There is this state of limbo that consumes us when we lose someone. It is not like the limbo we do below a stick to funky Caribbean beats. It is more like being stuck in a permeant rut that lacks to move forward or backwards. It is going through daily motions with out a vision of what we want, where we should go, and endless groundhogs day that repeats itself over and over again.
The land of limbo has taught me to take life one day at time, hell one minute at a time. And in limbo there are moments of one second at a time. It is an empty land with big open spaces that once were filled with dreams, with you! In limbo one is waiting, and waiting, and waiting. But unlike the CTA trains this line never seems to come into the station. I stand here on the platform of life waiting for a train that somehow is not on the track. Learning to stand and wait knowing that transportation is nowhere in sight is beyond hard. But here I stand, here I wait, here I hold the ticket that was my life in breathless anticipation that one day, someday, somehow I will get picked up and taken out of this space we call limbo.
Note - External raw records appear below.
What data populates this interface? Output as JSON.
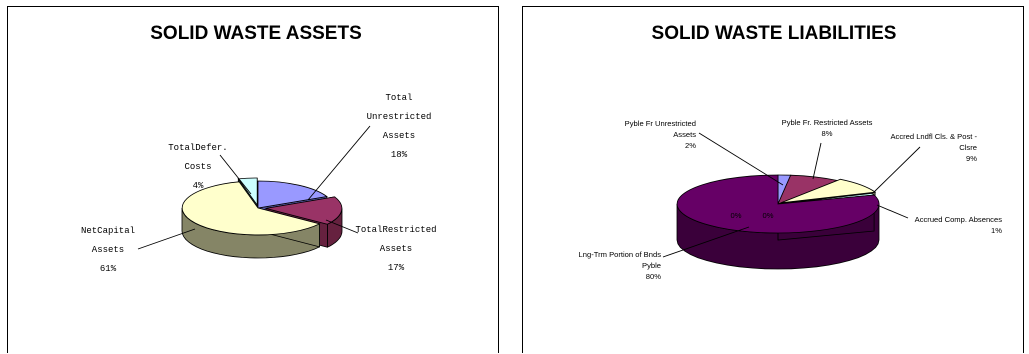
{
  "chart_data": [
    {
      "type": "pie",
      "title": "SOLID WASTE ASSETS",
      "slices": [
        {
          "name_lines": [
            "Total",
            "Unrestricted",
            "Assets"
          ],
          "pct_label": "18%",
          "value": 18,
          "color": "#9999ff",
          "side": "#5a5aa8"
        },
        {
          "name_lines": [
            "TotalRestricted",
            "Assets"
          ],
          "pct_label": "17%",
          "value": 17,
          "color": "#993366",
          "side": "#66213f"
        },
        {
          "name_lines": [
            "NetCapital",
            "Assets"
          ],
          "pct_label": "61%",
          "value": 61,
          "color": "#ffffcc",
          "side": "#858566"
        },
        {
          "name_lines": [
            "TotalDefer.",
            "Costs"
          ],
          "pct_label": "4%",
          "value": 4,
          "color": "#ccffff",
          "side": "#4f8a8a"
        }
      ]
    },
    {
      "type": "pie",
      "title": "SOLID WASTE LIABILITIES",
      "slices": [
        {
          "name_lines": [
            "Pyble Fr Unrestricted",
            "Assets"
          ],
          "pct_label": "2%",
          "value": 2,
          "color": "#9999ff",
          "side": "#5a5aa8"
        },
        {
          "name_lines": [
            "Pyble Fr. Restricted Assets"
          ],
          "pct_label": "8%",
          "value": 8,
          "color": "#993366",
          "side": "#66213f"
        },
        {
          "name_lines": [
            "Accred Lndfl Cls. & Post -",
            "Clsre"
          ],
          "pct_label": "9%",
          "value": 9,
          "color": "#ffffcc",
          "side": "#858566"
        },
        {
          "name_lines": [
            "Accrued Comp. Absences"
          ],
          "pct_label": "1%",
          "value": 1,
          "color": "#ccffff",
          "side": "#4f8a8a"
        },
        {
          "name_lines": [
            "Lng-Trm Portion of Bnds",
            "Pyble"
          ],
          "pct_label": "80%",
          "value": 80,
          "color": "#660066",
          "side": "#3a003a"
        }
      ],
      "inner_labels": [
        "0%",
        "0%"
      ]
    }
  ]
}
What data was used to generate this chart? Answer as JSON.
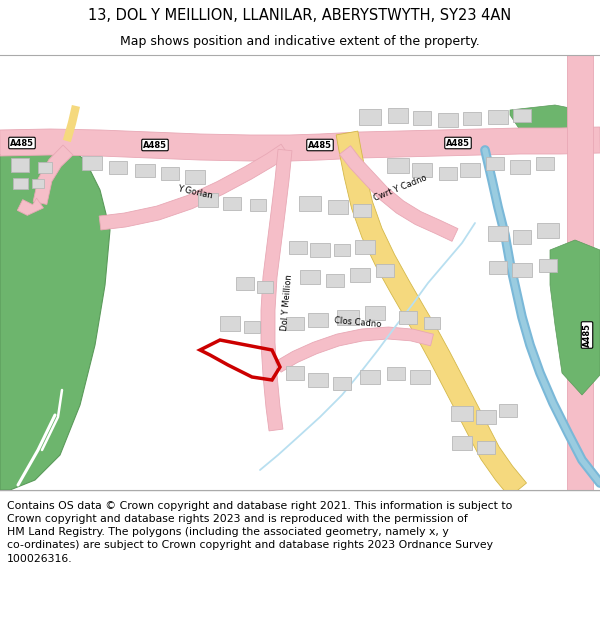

The weird thing about limbo is that we all have stood here at some point. Maybe for different reasons, but none the less~ at some time each human has been waiting for life to start, something to begin, something to move forward... and there is comfort in knowing that at some point my ride of life will come and I will move from this dreaded land of limbo. I keep looking down the tracks thinking I hear the whistle blowing in the distance, that I will have a life again, love again, breathe again... but it is a phantom sound. And so here I stand. Each day a simple repeat of the day before, dreaming of you and the road ahead of me. The land of limbo is my address for now~ please forward all mail.